Türkiye'de eğitim sisteminin içinde bulunduğu tablo hakkında ne düşünüyorsunuz?

Türkiye'nin içinde bulunduğu eğitim sistemi 12 Eylül’le birlikte tepetaklak olmaya başladı desek yerinde olur aslında. Bugün eğitim alanı başta olmak üzere birçok alanda yaşanan aşağı gidişin tohumu 12 Eylül'de atıldı. 12 Eylül'ün ruhunu en iyi taşıyan da mevcut iktidar, AKP iktidarı.

AKP iktidarında çok sayıda bakan değişti, her bakan geldiğinde eğitimde revizyon adı altında farklı müfredatlar, farklı programlar getirdi. Normalde bakıldığında Bakanların attığı her adım eğitimi daha ileri götürmelidir. Sorunları gözden geçirip sorunları çözmeli, her kesimden insanın eğitim hakkına erişmesine olanak sağlamalıdır. Ama gelinen noktada bakanların sürekli değişmesi bunu sağlamadı. Hem eğitim kurumlarının giderek özelleşmesi, hem mevcut eğitim sistemi içerisindeki ortaya çıkan sorunlar eğitimi tam bir kangrene dönüştürdü.

Milli Eğitim Bakanı yaptığı son açıklamalarda yürüttükleri dinselleştirme, piyasalaştırma faaliyetlerini açık etti. Felsefe derslerinin sayısı azaldı, evrim konusunu anlatan öğretmenlere soruşturmalar açıldı. Din dersi ilkokul, ortaokul ve liselerde zorunlu hale getirildi.

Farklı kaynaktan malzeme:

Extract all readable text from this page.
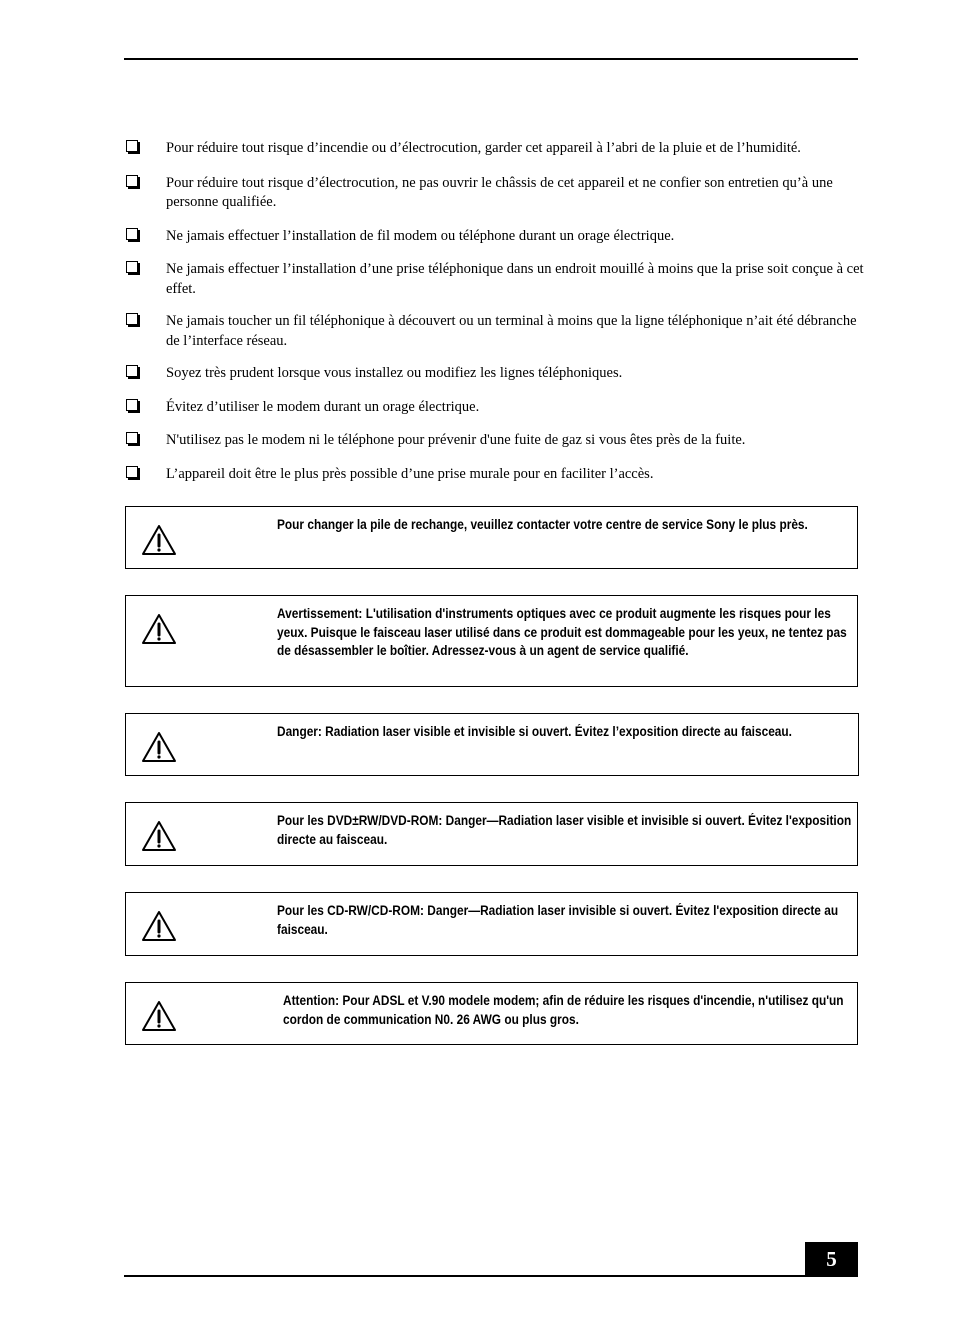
Pour réduire tout risque d’incendie ou d’électrocution, garder cet appareil à l’abri de la pluie et de l’humidité.
Pour réduire tout risque d’électrocution, ne pas ouvrir le châssis de cet appareil et ne confier son entretien qu’à une personne qualifiée.
Ne jamais effectuer l’installation de fil modem ou téléphone durant un orage électrique.
Ne jamais effectuer l’installation d’une prise téléphonique dans un endroit mouillé à moins que la prise soit conçue à cet effet.
Ne jamais toucher un fil téléphonique à découvert ou un terminal à moins que la ligne téléphonique n’ait été débranche de l’interface réseau.
Soyez très prudent lorsque vous installez ou modifiez les lignes téléphoniques.
Évitez d’utiliser le modem durant un orage électrique.
N'utilisez pas le modem ni le téléphone pour prévenir d'une fuite de gaz si vous êtes près de la fuite.
L’appareil doit être le plus près possible d’une prise murale pour en faciliter l’accès.
Pour changer la pile de rechange, veuillez contacter votre centre de service Sony le plus près.
Avertissement: L'utilisation d'instruments optiques avec ce produit augmente les risques pour les yeux. Puisque le faisceau laser utilisé dans ce produit est dommageable pour les yeux, ne tentez pas de désassembler le boîtier. Adressez-vous à un agent de service qualifié.
Danger: Radiation laser visible et invisible si ouvert. Évitez l’exposition directe au faisceau.
Pour les DVD±RW/DVD-ROM: Danger—Radiation laser visible et invisible si ouvert. Évitez l'exposition directe au faisceau.
Pour les CD-RW/CD-ROM: Danger—Radiation laser invisible si ouvert. Évitez l'exposition directe au faisceau.
Attention: Pour ADSL et V.90 modele modem; afin de réduire les risques d'incendie, n'utilisez qu'un cordon de communication N0. 26 AWG ou plus gros.
5
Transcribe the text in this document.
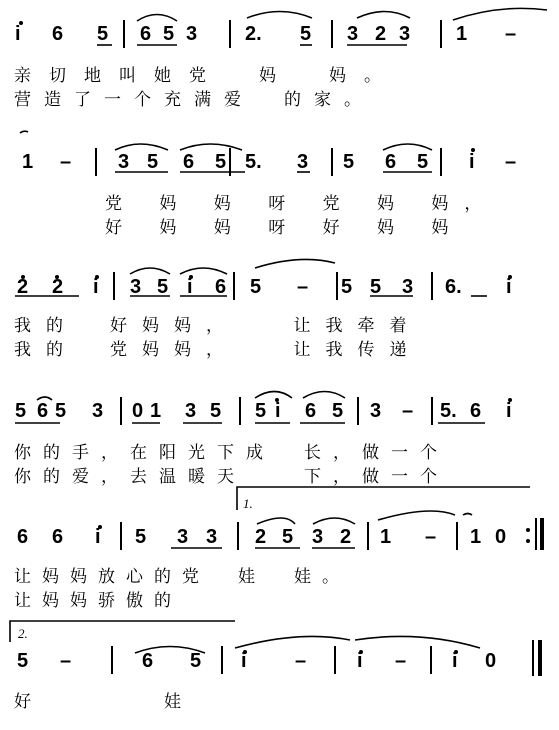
1.
2.
i 6 5 6 5 3 2. 5 3 2 3 1 –
亲切地叫她党　妈　妈。
营造了一个充满爱　的家。
1 – 3 5 6 5 5. 3 5 6 5 i –
党 妈 妈 呀 党 妈 妈，
好 妈 妈 呀 好 妈 妈
2 2 i 3 5 i 6 5 – 5 5 3 6. i
我的　好妈妈，　　让我牵着
我的　党妈妈，　　让我传递
5 6 5 3 0 1 3 5 5 i 6 5 3 – 5. 6 i
你的手，在阳光下成　长，做一个
你的爱，去温暖天　　下，做一个
6 6 i 5 3 3 2 5 3 2 1 – 1 0
让妈妈放心的党　娃　娃。
让妈妈骄傲的
5 –	6 5 i –	i – i 0
好　　　　　娃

Eğitim; barınma, beslenme kadar kamusal bir görev. Devlet, eğitim gören çocuklara bunları sağlamadığı gibi eğitimi de büyük oranda piyasaya açtı. Öğrencilerin barınmaları için yatırımlar yapmayarak yoksul halk çocuklarını tarikat ve cemaat yurtlarına teslim etti. Cemaat yurtlarında da öğrenciler bir sürü sorunla, travmayla karşı karşıya kalıyorlar. Bir süre önce Enes Kara isimli bir üniversite öğrencisi yurtta yaşadığı sorunlar sonrasında bunalıma girip hayatına son verdi. Kısaca özetlemek gerekirse Türkiye'de her şey tepetaklak ama eğitimde tam bir yıkım var.

Kemal Irmak

İktidarın velilere ve öğrencilere rağmen sürdürdüğü eğitim politikalarının yarattığı tahribat şu an ne boyutta?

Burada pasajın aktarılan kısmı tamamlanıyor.